Effort des constructeurs aussi, qui sont bien obligés de se soumettre aux injonctions des administrations qui ont décidé d'arrêter les ventes de voitures thermiques neuves d'ici 2035. C’est du moins ce qui est prévu. Et pour doper le marché de l'occasion, des députés européens travaillent pour obliger les entreprises à n'acheter uniquement des voitures électriques dès 2030. C'est-à-dire dans moins de 6 ans. Pour beaucoup d'acteurs du secteur, le changement sera tellement fort et tellement difficile à respecter sans ruptures de fabrications ou de livraisons que le respect de ces dates paraît envisageable. Ne parlons pas des conséquences sociales, puisque toute la filière sera atteinte et la filière représente rien qu’en France près d'un million d'emplois de techniciens, de mécaniciens, qu'il faudra bien reconvertir du thermique à l'électrique, sauf que l'électrique n'aura nullement besoin d'autant d'emplois.

Cette conversion va être d'autant plus complexe pour tout le monde que si la quasi-totalité des acteurs et des experts considèrent le changement inéluctable, les automobilistes eux sont beaucoup plus perplexes. Le gouvernement voudrait que nous roulions à 100 % électriques, les constructeurs qui ont lancé des programmes de construction voudraient bien être sûrs de vendre leur stock, mais les automobilistes ne se précipitent pas chez les concessionnaires, en dépit des campagnes de promotion.

Plus grave, beaucoup de particuliers qui avaient choisi l'électrique il y a 3 ou 4 ans, qui avaient même installer des prises de charge à domicile, ne renouvellent pas leur choix à la fin de leur contrat de leasing de 3 ans et optent pour un retour à la voiture thermique. Tout est dit.

Bref, dans cette équation qui annonce une véritable révolution, on s'aperçoit que l'automobiliste traîne des pieds et reste une inconnue majeure.

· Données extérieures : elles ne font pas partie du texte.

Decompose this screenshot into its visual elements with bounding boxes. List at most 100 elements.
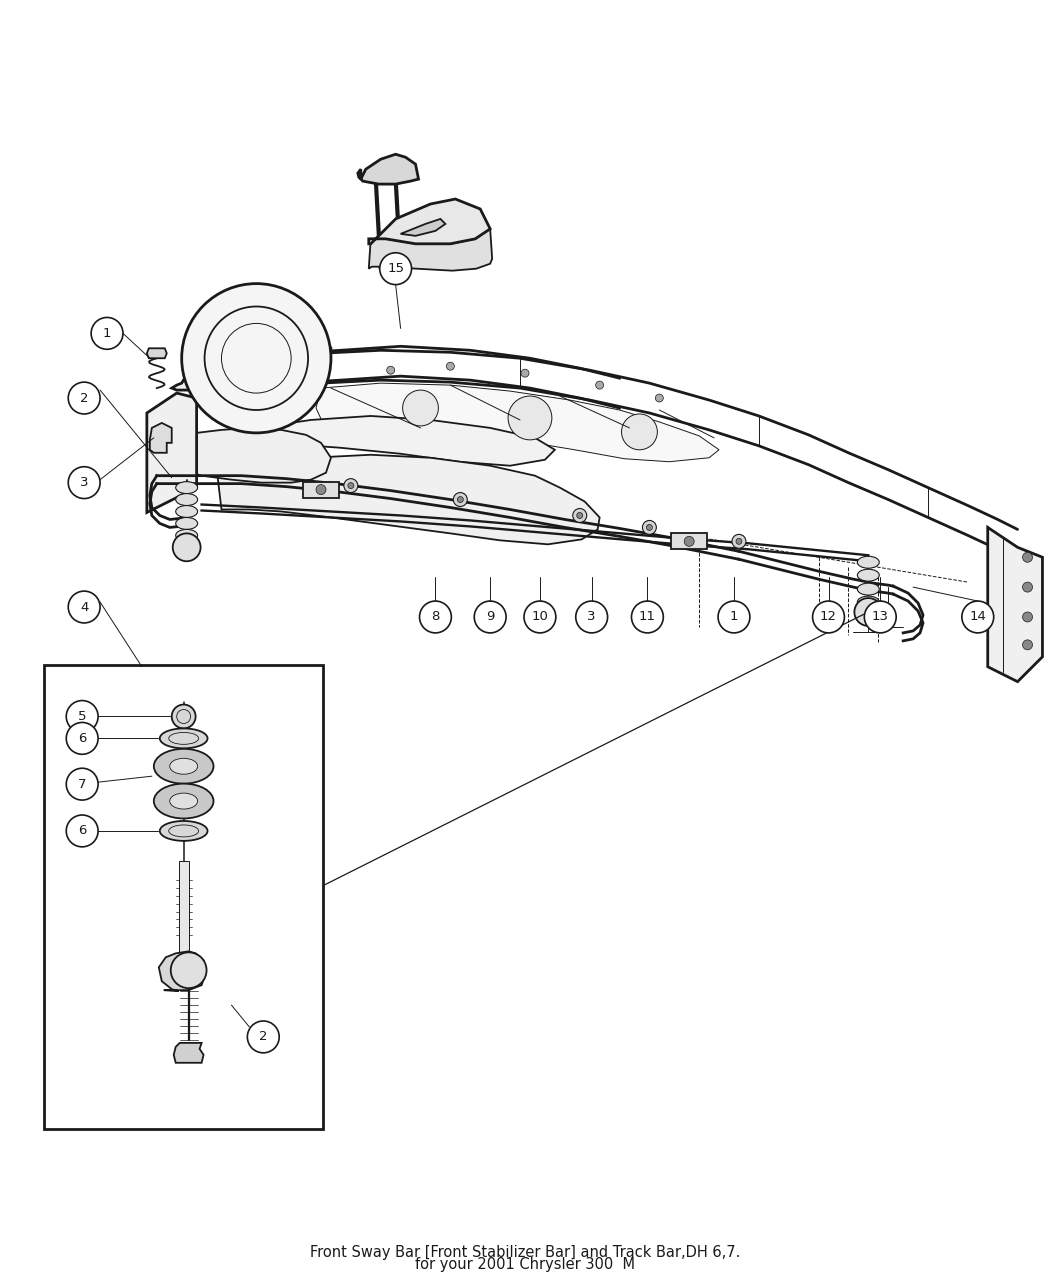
Ellipse shape <box>858 583 879 595</box>
Circle shape <box>66 700 98 732</box>
Circle shape <box>68 467 100 499</box>
Text: 4: 4 <box>80 601 88 613</box>
Circle shape <box>454 492 467 506</box>
Circle shape <box>1023 583 1032 592</box>
Circle shape <box>68 592 100 623</box>
Ellipse shape <box>153 784 213 819</box>
Circle shape <box>655 394 664 402</box>
Polygon shape <box>172 309 331 403</box>
Circle shape <box>1023 552 1032 562</box>
Text: 1: 1 <box>103 326 111 340</box>
Text: 7: 7 <box>78 778 86 790</box>
Text: 5: 5 <box>78 710 86 723</box>
Polygon shape <box>671 533 707 550</box>
Polygon shape <box>369 230 492 270</box>
Circle shape <box>855 598 882 626</box>
Circle shape <box>458 496 463 502</box>
Circle shape <box>344 478 358 492</box>
Circle shape <box>521 370 529 377</box>
Text: 15: 15 <box>387 263 404 275</box>
Circle shape <box>647 524 652 530</box>
Ellipse shape <box>175 482 197 493</box>
Text: 10: 10 <box>531 611 548 623</box>
Polygon shape <box>216 416 554 465</box>
Circle shape <box>68 382 100 414</box>
Ellipse shape <box>175 529 197 542</box>
Polygon shape <box>173 1043 204 1063</box>
Text: for your 2001 Chrysler 300  M: for your 2001 Chrysler 300 M <box>415 1257 635 1272</box>
Circle shape <box>813 601 844 632</box>
Circle shape <box>508 397 552 440</box>
Circle shape <box>386 366 395 374</box>
Text: 2: 2 <box>259 1030 268 1043</box>
Circle shape <box>173 533 201 561</box>
Text: 1: 1 <box>730 611 738 623</box>
Text: 3: 3 <box>587 611 596 623</box>
Text: 3: 3 <box>80 476 88 490</box>
Polygon shape <box>216 455 600 544</box>
Text: 9: 9 <box>486 611 495 623</box>
Circle shape <box>524 601 555 632</box>
Text: 14: 14 <box>969 611 986 623</box>
Circle shape <box>172 705 195 728</box>
Circle shape <box>572 509 587 523</box>
Ellipse shape <box>153 748 213 784</box>
Circle shape <box>248 1021 279 1053</box>
Circle shape <box>643 520 656 534</box>
Circle shape <box>402 390 439 426</box>
Circle shape <box>736 538 742 544</box>
Circle shape <box>66 769 98 801</box>
Circle shape <box>622 414 657 450</box>
Polygon shape <box>178 861 189 980</box>
Polygon shape <box>401 219 445 236</box>
Text: Front Sway Bar [Front Stabilizer Bar] and Track Bar,DH 6,7.: Front Sway Bar [Front Stabilizer Bar] an… <box>310 1244 740 1260</box>
Circle shape <box>1023 640 1032 650</box>
Polygon shape <box>316 382 719 462</box>
Circle shape <box>962 601 993 632</box>
Polygon shape <box>147 393 196 513</box>
Ellipse shape <box>858 597 879 608</box>
Circle shape <box>91 317 123 349</box>
Circle shape <box>575 601 608 632</box>
Circle shape <box>66 815 98 847</box>
Circle shape <box>420 601 451 632</box>
Circle shape <box>171 952 207 988</box>
Circle shape <box>631 601 664 632</box>
Text: 11: 11 <box>638 611 656 623</box>
Polygon shape <box>303 482 339 497</box>
Text: 6: 6 <box>78 825 86 838</box>
Ellipse shape <box>170 759 197 774</box>
Circle shape <box>576 513 583 519</box>
Polygon shape <box>988 528 1043 682</box>
Ellipse shape <box>170 793 197 810</box>
Polygon shape <box>150 423 172 453</box>
Circle shape <box>446 362 455 370</box>
Ellipse shape <box>160 821 208 842</box>
Text: 2: 2 <box>80 391 88 404</box>
Text: 6: 6 <box>78 732 86 745</box>
Circle shape <box>182 283 331 434</box>
Circle shape <box>1023 612 1032 622</box>
Circle shape <box>316 484 326 495</box>
Circle shape <box>595 381 604 389</box>
Polygon shape <box>159 951 206 991</box>
Circle shape <box>66 723 98 755</box>
Circle shape <box>864 601 897 632</box>
Circle shape <box>718 601 750 632</box>
Circle shape <box>732 534 745 548</box>
Ellipse shape <box>858 569 879 581</box>
Polygon shape <box>170 428 331 483</box>
Ellipse shape <box>160 728 208 748</box>
Circle shape <box>348 483 354 488</box>
Circle shape <box>475 601 506 632</box>
Polygon shape <box>147 348 167 358</box>
Text: 12: 12 <box>820 611 837 623</box>
Circle shape <box>685 537 694 546</box>
Polygon shape <box>369 199 490 244</box>
Ellipse shape <box>858 556 879 569</box>
Text: 8: 8 <box>432 611 440 623</box>
Ellipse shape <box>175 505 197 518</box>
Bar <box>44 664 323 1130</box>
Ellipse shape <box>175 493 197 505</box>
Text: 13: 13 <box>872 611 888 623</box>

En général, face à une innovation très importante, le consommateur n'hésite pas. Le téléphone portable par exemple est devenu en très peu de temps un phénomène mondial. Alors qu'au départ, les enquêtes marketing qui avaient été faites promettaient un succès mitigé, voire même un échec compte tenu des investissements nécessaires. La magie d'une innovation qui trouve son marché, c'est la capacité du client à inventer une utilisation du produit à laquelle ses inventeurs n'avaient pas pensé. Au tout début du téléphone portable, personne n'avait imaginé que le mobile, marié à l'internet, deviendrait un super couteau suisse capable d'effectuer une grande quantité de services de la vie quotidienne et professionnelle.

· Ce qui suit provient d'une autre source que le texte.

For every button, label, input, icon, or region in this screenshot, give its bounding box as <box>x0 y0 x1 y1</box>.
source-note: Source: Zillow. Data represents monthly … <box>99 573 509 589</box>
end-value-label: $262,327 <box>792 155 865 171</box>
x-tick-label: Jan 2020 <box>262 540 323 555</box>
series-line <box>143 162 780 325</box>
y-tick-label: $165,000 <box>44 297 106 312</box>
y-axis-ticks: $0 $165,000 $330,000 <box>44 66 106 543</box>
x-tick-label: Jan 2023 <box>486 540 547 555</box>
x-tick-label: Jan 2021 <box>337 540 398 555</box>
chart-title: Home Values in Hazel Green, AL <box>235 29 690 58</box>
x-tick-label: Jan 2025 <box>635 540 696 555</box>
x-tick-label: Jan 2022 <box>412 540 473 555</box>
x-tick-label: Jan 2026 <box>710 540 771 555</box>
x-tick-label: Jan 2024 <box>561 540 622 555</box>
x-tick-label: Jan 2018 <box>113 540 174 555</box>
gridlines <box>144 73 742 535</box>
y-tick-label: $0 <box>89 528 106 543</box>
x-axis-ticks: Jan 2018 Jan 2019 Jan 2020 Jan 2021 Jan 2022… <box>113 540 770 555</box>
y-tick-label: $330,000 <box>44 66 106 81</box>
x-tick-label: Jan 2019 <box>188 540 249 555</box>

Avec l'automobile électrique, le produit et l'utilisateur ne sont pas sur la même longueur d'onde. Les voitures 100 % électriques représentent 14 % du marché en Europe. Ils viennent tout juste de dépasser pour la première fois le diesel (12 %), alors que le marché est travaillé depuis plus de quinze ans. Les ventes de voitures électriques représentaient déjà 12 % dans l'Union européenne en 2022… elles ont baissé en 2023. Puis ont décroché en septembre de cette année.

En clair, l'automobiliste ne considère pas que l'électrique soit la solution miracle. Et ce qui est très étonnant, c'est que les constructeurs le savent, les syndicats le savent, les administrations de l'État et de l'Union européenne le savent, mais ignorent les résistances et les contraintes et s'obstinent à maintenir des objectifs qui ne sont pas atteignables.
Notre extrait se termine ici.